Asian tradition seems to be driven by a different set of values. This is not by any means an insult, just an observation. The Japanese as I understand it refined their systems into a delicate art -like they did with most things. The craftsmanship is superb and their accomplishments admirable, however we do well to recognize a different set of ideals behind their developments when contrasting with European systems.

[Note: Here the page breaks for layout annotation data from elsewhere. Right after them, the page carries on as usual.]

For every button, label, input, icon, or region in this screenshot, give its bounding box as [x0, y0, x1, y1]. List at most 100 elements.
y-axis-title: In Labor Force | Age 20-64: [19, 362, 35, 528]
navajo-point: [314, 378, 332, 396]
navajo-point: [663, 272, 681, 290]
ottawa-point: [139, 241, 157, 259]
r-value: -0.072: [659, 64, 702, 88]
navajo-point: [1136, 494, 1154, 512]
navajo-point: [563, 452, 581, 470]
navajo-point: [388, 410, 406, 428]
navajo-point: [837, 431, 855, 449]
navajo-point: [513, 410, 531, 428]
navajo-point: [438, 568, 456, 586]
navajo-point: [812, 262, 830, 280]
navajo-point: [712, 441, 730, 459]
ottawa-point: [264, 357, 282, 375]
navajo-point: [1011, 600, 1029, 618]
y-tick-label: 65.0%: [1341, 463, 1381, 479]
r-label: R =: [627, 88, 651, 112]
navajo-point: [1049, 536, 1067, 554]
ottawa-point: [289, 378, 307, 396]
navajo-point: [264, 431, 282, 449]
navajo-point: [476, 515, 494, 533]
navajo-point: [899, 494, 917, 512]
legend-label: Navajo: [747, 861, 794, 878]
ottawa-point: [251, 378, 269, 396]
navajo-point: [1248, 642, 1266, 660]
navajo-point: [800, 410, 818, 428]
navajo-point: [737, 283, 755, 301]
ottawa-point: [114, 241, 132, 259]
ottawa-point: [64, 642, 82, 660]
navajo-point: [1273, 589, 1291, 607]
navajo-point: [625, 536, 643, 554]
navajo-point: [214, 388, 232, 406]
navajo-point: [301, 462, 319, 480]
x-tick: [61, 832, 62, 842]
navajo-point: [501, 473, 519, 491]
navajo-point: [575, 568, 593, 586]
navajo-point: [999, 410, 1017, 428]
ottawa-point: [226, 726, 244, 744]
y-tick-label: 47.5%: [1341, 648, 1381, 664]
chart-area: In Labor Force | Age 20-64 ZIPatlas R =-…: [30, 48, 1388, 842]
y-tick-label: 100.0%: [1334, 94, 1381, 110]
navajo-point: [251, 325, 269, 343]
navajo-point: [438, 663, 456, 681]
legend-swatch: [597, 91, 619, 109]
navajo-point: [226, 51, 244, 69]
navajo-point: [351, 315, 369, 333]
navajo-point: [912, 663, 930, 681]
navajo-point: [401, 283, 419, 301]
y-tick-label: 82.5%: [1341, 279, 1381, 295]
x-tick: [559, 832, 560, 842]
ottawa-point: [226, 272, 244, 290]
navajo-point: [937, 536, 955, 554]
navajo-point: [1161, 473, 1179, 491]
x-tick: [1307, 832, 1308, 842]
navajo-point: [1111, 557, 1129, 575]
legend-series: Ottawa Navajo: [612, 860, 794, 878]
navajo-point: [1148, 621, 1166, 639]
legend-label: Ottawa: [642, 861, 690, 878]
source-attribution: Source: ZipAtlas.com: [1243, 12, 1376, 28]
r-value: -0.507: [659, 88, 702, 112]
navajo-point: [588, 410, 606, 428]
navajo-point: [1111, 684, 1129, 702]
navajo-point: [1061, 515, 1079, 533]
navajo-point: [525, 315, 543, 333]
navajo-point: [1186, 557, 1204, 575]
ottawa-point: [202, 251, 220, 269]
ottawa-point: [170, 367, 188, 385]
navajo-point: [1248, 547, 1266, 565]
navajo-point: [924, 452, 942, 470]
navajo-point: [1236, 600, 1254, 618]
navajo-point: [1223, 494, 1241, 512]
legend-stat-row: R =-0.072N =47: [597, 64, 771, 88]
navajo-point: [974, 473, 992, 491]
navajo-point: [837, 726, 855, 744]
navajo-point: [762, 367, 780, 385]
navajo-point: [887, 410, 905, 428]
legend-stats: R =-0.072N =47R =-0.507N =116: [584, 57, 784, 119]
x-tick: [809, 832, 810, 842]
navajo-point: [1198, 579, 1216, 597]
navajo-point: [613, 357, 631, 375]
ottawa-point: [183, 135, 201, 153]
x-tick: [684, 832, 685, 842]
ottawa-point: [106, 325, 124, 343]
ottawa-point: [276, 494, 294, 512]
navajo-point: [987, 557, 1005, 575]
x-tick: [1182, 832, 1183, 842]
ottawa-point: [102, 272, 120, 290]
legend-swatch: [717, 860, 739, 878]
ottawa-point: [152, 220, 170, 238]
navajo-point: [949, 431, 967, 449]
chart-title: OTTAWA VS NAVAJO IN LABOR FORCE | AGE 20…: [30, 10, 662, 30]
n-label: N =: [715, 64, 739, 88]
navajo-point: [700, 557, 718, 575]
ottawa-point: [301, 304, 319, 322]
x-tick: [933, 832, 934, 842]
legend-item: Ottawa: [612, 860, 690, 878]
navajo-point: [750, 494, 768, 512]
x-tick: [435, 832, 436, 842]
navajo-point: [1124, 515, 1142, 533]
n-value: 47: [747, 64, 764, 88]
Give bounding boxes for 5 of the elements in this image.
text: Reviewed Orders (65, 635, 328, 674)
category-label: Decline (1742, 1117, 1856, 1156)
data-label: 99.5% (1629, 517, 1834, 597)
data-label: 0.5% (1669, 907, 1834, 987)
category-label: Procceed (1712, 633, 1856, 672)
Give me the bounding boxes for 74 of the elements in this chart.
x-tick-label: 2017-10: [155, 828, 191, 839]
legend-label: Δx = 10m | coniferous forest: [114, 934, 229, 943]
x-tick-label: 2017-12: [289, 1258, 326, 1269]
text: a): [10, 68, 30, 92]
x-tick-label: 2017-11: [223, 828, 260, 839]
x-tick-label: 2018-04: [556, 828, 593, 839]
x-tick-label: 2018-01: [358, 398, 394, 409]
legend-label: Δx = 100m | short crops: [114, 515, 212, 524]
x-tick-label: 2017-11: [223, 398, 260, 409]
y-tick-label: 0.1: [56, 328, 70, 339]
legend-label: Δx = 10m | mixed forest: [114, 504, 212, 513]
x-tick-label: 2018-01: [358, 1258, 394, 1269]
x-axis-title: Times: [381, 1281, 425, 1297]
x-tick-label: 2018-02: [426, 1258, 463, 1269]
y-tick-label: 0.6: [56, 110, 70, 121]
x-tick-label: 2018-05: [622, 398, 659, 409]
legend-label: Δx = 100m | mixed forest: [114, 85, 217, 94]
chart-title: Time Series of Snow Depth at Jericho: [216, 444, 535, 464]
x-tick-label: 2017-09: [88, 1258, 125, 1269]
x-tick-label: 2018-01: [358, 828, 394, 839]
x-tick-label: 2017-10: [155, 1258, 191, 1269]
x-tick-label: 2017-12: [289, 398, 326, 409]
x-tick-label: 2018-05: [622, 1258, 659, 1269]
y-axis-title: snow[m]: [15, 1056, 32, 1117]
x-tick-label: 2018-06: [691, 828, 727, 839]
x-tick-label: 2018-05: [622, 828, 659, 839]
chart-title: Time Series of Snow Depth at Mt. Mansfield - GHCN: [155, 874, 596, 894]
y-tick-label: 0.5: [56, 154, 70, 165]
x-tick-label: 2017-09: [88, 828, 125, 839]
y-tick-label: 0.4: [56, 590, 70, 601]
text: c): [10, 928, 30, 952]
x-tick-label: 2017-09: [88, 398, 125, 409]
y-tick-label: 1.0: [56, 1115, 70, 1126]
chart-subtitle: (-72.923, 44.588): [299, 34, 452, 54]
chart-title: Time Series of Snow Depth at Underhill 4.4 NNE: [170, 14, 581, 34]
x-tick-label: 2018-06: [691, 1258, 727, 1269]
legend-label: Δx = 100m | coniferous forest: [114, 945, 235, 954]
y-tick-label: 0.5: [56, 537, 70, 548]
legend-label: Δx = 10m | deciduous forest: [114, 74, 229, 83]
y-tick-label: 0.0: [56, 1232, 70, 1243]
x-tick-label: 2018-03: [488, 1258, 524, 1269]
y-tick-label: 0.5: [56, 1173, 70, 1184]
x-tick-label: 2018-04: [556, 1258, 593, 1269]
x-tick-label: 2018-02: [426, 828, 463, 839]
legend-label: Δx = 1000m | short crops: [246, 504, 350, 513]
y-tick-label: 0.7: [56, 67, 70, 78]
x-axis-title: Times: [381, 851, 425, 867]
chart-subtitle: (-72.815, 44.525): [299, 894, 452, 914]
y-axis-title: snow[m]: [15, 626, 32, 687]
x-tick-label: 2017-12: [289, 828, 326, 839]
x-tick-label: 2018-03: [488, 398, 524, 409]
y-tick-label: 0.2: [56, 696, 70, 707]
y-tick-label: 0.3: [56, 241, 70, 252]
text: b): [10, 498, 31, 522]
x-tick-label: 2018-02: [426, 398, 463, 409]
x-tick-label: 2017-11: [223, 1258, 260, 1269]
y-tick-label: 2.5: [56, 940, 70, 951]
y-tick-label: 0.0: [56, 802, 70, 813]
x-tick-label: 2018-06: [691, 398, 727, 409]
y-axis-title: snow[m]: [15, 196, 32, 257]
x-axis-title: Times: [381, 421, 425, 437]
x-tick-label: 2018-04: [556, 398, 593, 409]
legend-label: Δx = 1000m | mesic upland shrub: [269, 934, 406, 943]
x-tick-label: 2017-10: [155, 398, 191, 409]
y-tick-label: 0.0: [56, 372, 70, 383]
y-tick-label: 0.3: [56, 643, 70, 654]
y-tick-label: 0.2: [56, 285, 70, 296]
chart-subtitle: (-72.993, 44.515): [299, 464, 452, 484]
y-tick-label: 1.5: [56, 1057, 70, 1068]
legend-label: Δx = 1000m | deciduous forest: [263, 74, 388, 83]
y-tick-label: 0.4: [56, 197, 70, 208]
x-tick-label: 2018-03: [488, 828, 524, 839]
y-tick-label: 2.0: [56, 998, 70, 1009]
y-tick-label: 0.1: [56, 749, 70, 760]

Also I should say this; there are indeed braces that are designed to work only in tension. I've seen hundreds of them (if not thousands) during my travels. This used to be a very typical Central European phenomenon. Many structures with light plank infills relied on thin (like, 1 or 2 inch) plank braces on the outside to hold the structure. These relied on tension joinery -in this case a family of refined and specially designed dovetail-like joints- and were useless under compression. In fact, some joints appear to have been designed to 'pop out' if the braces came under compression, this same shape of the joint causing it to become tighter and stronger under tension. This type of joint evolved as a solution to the challenge of having to add braces after the walls, infill and all, were erected. The only practical way to do this was to use relatively thin braces that were inserted from the outside and face-pegged in place. This is an almost universal feature of old central European and Alpine timber frames relying on light plank infill, and is recognized as a Celtic technology (in contrast with archaic Germanic technologies that relied on let-in bracing that appears to have been designed to work primarily under compression, for example the bracing used in Anglo-Saxon and early Norman ere English structures). I am not aware of this technology existing anywhere else. It is worth noting that structures I have seen this sort of bracing on range in period of construction anywhere from the early 19th century to the late 13th century. For the most part, Swiss rural carpentry tended to view tension as the primary action of effective bracing, and the designs of their roof structures especially reflect this.